Dryness & GSM faq

Best aftercare to reduce irritation after a procedure?

Best aftercare to reduce irritation after a procedure? Keep things gentle for a few days: lukewarm water only, breathable underwear, and a generous, compatible lubricant for any higher-friction activity. Pause perfume, tight kit and vigorous cycling; resume intimacy only once spotting/tenderness settles. A scheduled vaginal moisturiser helps baseline comfort; if acceptable, local oestrogen supports tissue biology over weeks. Educational only. Results vary. Not a cure.

Clinical Context

Who benefits most from careful aftercare? People with entrance-focused sting, recurrent “”paper-cut”” fissures, or mixed GSM symptoms (dryness, dyspareunia, urinary urgency/frequency). Precision at the vestibule, early lubricant use (silicone-based often gives longest glide), and short pauses after procedures reduce setbacks.

Who should delay escalation or intimacy? Anyone with suspected infection (BV/thrush/UTI), malodorous discharge, fever, new post-menopausal bleeding, or recent pelvic/perineal surgery without clearance. People on anticoagulants may bruise more after injectables and need an individual plan. Severe fish allergy generally excludes salmon-derived polynucleotides.

Alternatives and next steps. If hormones are unsuitable or declined, double-down on non-hormonal care: scheduled moisturiser, generous compatible lubricant, breathable fabrics, chlorine rinse-off, and pelvic health physiotherapy for guarding. Device-based care and injectables are adjuncts for selected cases once foundations and diagnosis are optimised.

Evidence-Based Approaches

Patient-friendly basics (UK): Plain-English advice on symptoms, self-care and when to seek help is available from the NHS: see vaginal dryness for moisturiser/lubricant principles and red-flag cues.

Guideline framing: The NICE Menopause Guideline (NG23) recommends offering vaginal moisturisers and lubricants and considering low-dose local vaginal oestrogen when GSM affects quality of life—useful when planning post-procedure support.

Prescribing/product detail: Dosing, cautions and product specifics for local vaginal oestrogens and prasterone (DHEA) are listed in the British National Formulary (BNF), supporting safe re-initiation and vestibule-aware technique.

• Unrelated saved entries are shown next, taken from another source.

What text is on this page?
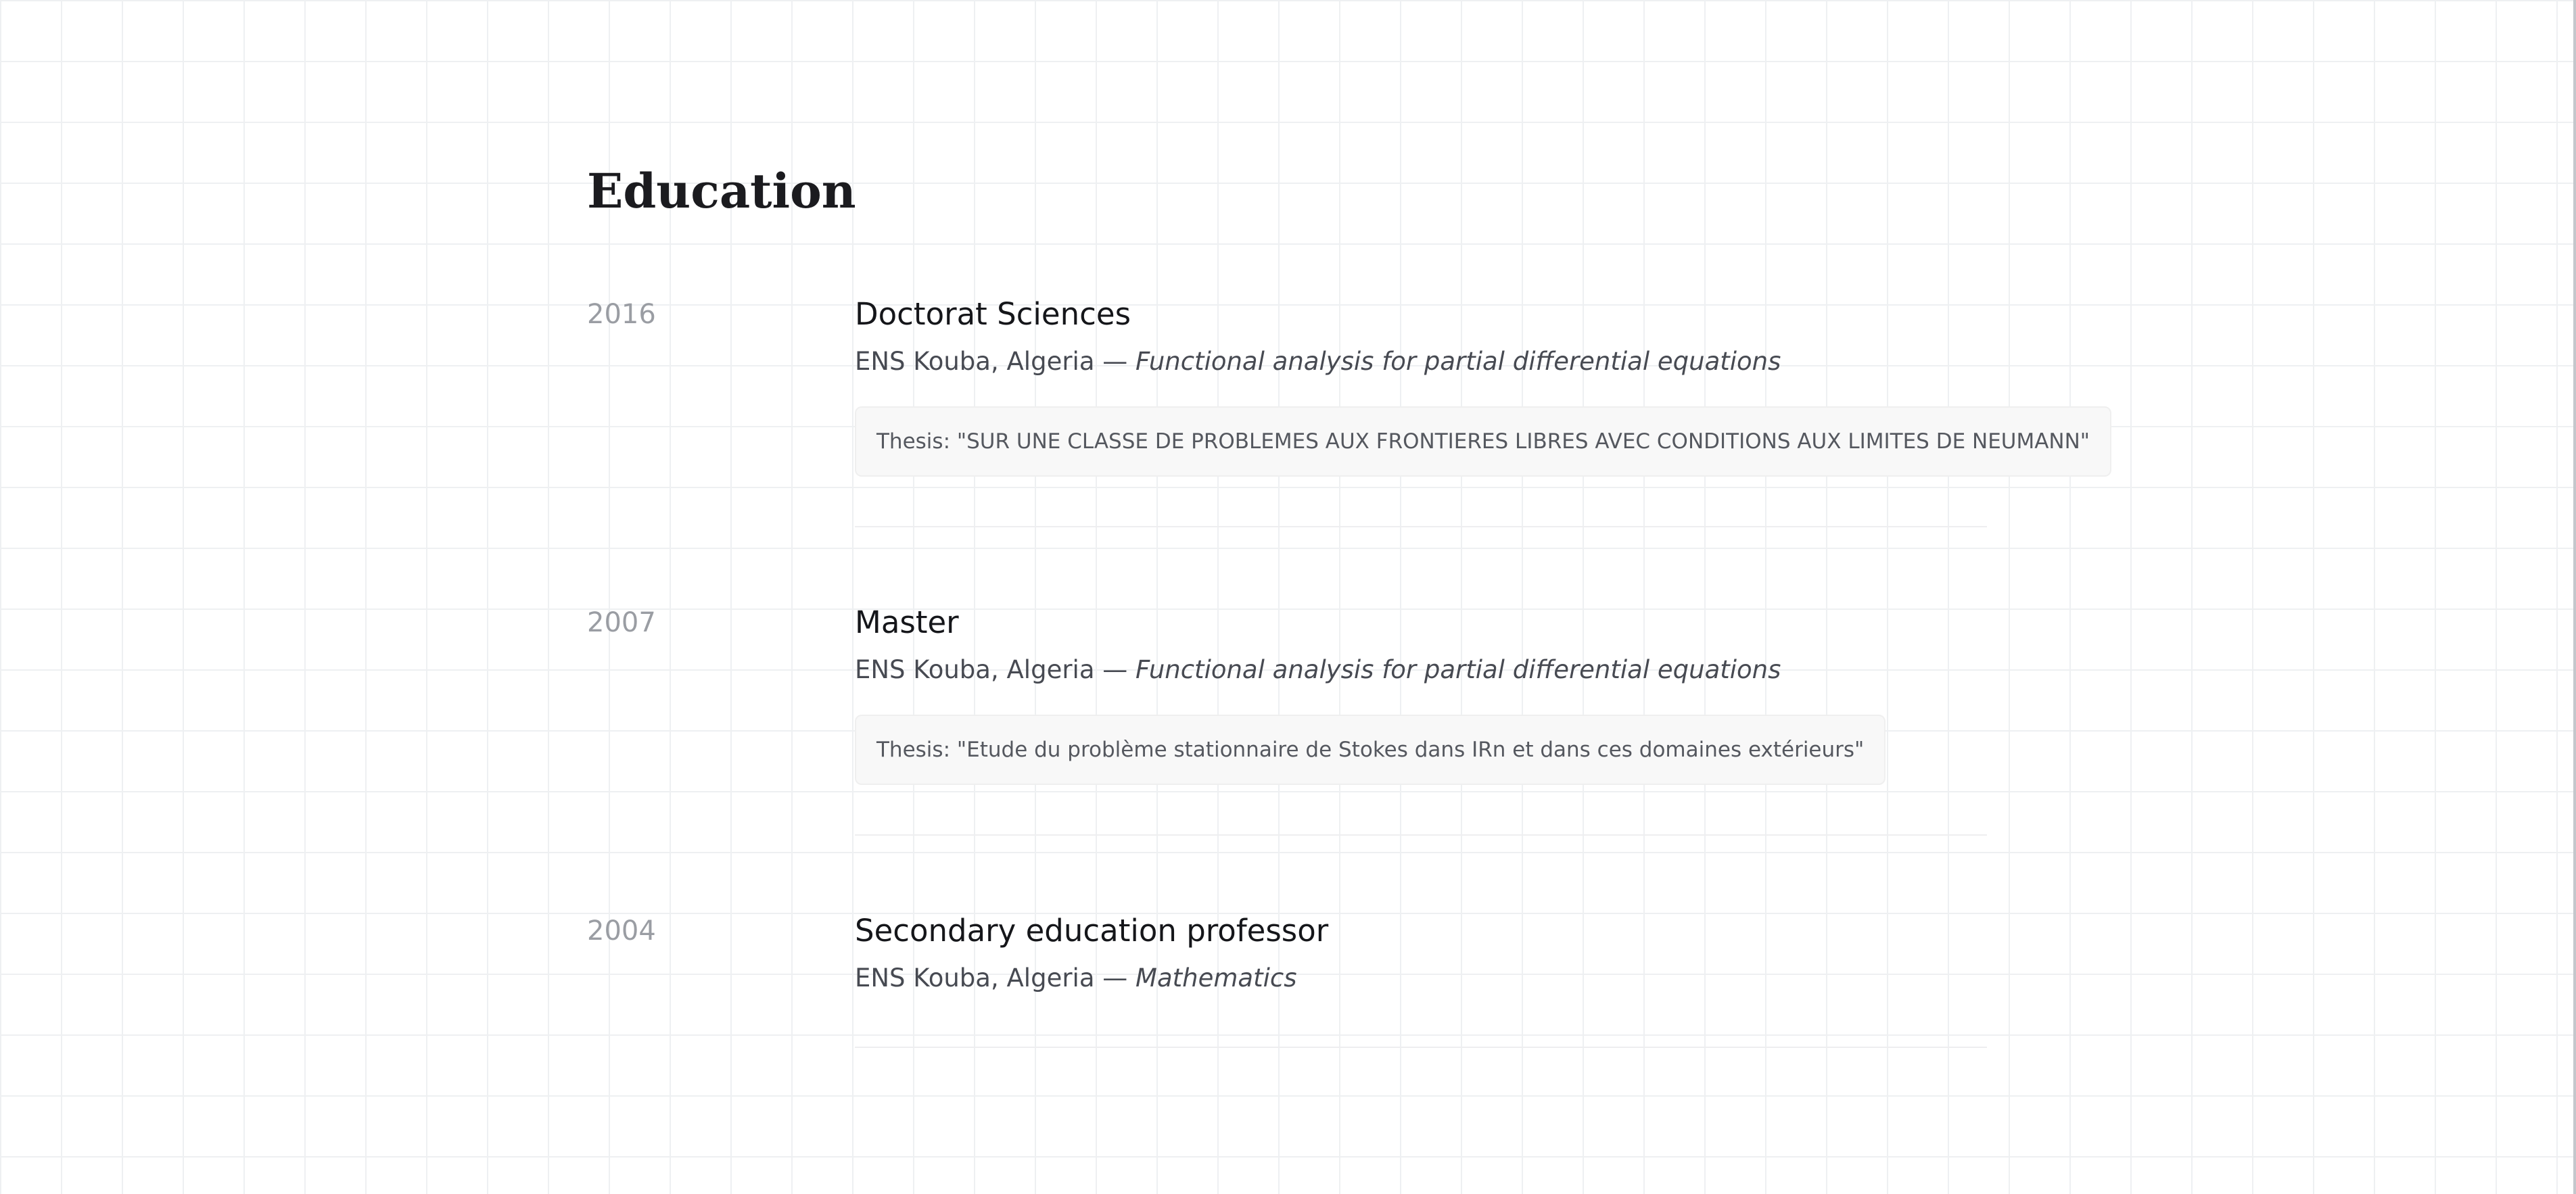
Education
2016	Doctorat Sciences
ENS Kouba, Algeria — Functional analysis for partial differential equations
Thesis: "SUR UNE CLASSE DE PROBLEMES AUX FRONTIERES LIBRES AVEC CONDITIONS AUX LIMITES DE NEUMANN"
2007	Master
ENS Kouba, Algeria — Functional analysis for partial differential equations
Thesis: "Etude du problème stationnaire de Stokes dans IRn et dans ces domaines extérieurs"
2004	Secondary education professor
ENS Kouba, Algeria — Mathematics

Device oversight & safety: UK expectations for intended use, marking and vigilance are outlined by the national regulator; see the MHRA medical devices pages for reporting and aftercare context.

Effectiveness benchmarks: Systematic reviews in the Cochrane Library show local vaginal oestrogens improve dryness, soreness, dyspareunia and vaginal pH versus placebo—helpful for setting expectations while post-procedure tissues settle.

Pathophysiology detail: Peer-reviewed overviews indexed on PubMed explain GSM mechanisms (thinner epithelium, higher pH, reduced lactobacilli), clarifying why low-friction aftercare and local hormonal support together improve outcomes.